Articolo, 03.04.2013

Il 5 aprile 2013 inizia il conto alla rovescia per gli Obiettivi di Sviluppo del Millennio: mancano solo 1000 giorni fino alla scadenza del 2015. E dopo? La comunità internazionale si sta già adoperando per dare una risposta a questo interrogativo. Il processo di ricerca di una soluzione da attuarsi nel periodo successivo al 2015 vede impegnato anche Michael Gerber, l’incaricato speciale della DSC per lo sviluppo sostenibile dopo il 2015, cui è affidato il compito di elaborare la posizione della Svizzera e rappresentarla nelle istituzioni internazionali. Gli chiediamo quali obiettivi si sono poste la Svizzera e la comunità internazionale.

«Sono onorato di poter rappresentare la Svizzera in questo importante processo per la definizione di un quadro completo di obiettivi», spiega Michael Gerber, che nell’ottobre 2012 è stato nominato incaricato speciale con rango di ambasciatore dal Consiglio federale per l’elaborazione di una posizione svizzera e la rappresentanza nelle istituzioni internazionali. Gerber conserverà il titolo fino alla conclusione del processo internazionale, probabilmente nel 2015. Fino ad allora, lo attendono ancora numerosi viaggi a conferenze e consultazioni internazionali nelle quali saranno decise le modalità di passaggio dagli Obiettivi di Sviluppo del Millennio (OSM) agli Obiettivi per lo Sviluppo Sostenibile (OSS).

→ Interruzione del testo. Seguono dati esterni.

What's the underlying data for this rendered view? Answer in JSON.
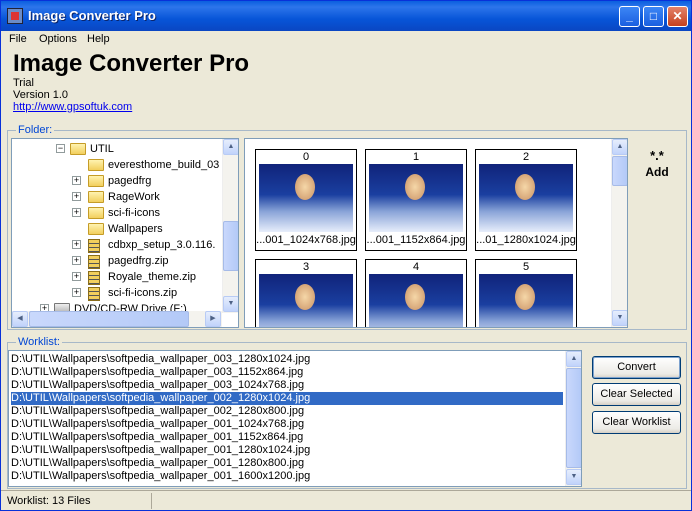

Nuovo quadro di riferimento: una priorità per la Svizzera
«L’agenda per lo sviluppo post-OSM e la definizione di OSS rimarrà a lungo al centro della cooperazione internazionale nel periodo successivo al 2015», afferma Gerber. «La creazione di un nuovo quadro di riferimento globale avrà carattere universale e quindi vincolerà anche la Svizzera al conseguimento di obiettivi per lo sviluppo sostenibile.»

Per la Svizzera, la ricerca di soluzioni post-OSM rappresenta un tema importante. Sia a livello internazionale che nazionale è presente «un consenso sorprendentemente ampio circa la necessità di un quadro di riferimento prioritario e vincolante per lo sviluppo sostenibile che ci consenta di affrontare insieme le sfide globali», continua Gerber.

Nato nel 1971, Michael Gerber ha studiato filosofia politica, storia ed etnologia all’Università di Berna. Entrato nella DSC nel 2002, ha conseguito la certificazione post-diploma per i Paesi in via di sviluppo (NADEL) presso il Politecnico federale di Zurigo parallelamente all’attività professionale. Prima della nomina a incaricato speciale era stato direttore della sezione Analisi e politica della DSC.

Michael Gerber, in che cosa gli Obiettivi per uno Sviluppo Sostenibile (OSS) si differenzieranno dagli Obiettivi di Sviluppo del Millennio (OSM)?
Gli Obiettivi per uno Sviluppo Sostenibile saranno basati sugli OSM, cioè sulle esperienze effettuate nel corso della loro attuazione e sui conseguenti insegnamenti. Al contempo, tuttavia, saranno conformi alla Dichiarazione di Rio 2012 (Conferenza delle Nazioni Unite sullo sviluppo sostenibile, Rio+20) e forniranno una definizione più ampia di «sviluppo» rispetto agli OSM. Mentre questi ultimi si concentravano prevalentemente su problemi sociali come povertà, fame, salute e istruzione nei Paesi in via di sviluppo, i nuovi obiettivi dovranno tener conto in modo equilibrato delle tre dimensioni dello sviluppo sostenibile – economica, ambiente, sociale – ed essere applicabili in tutti i Paesi.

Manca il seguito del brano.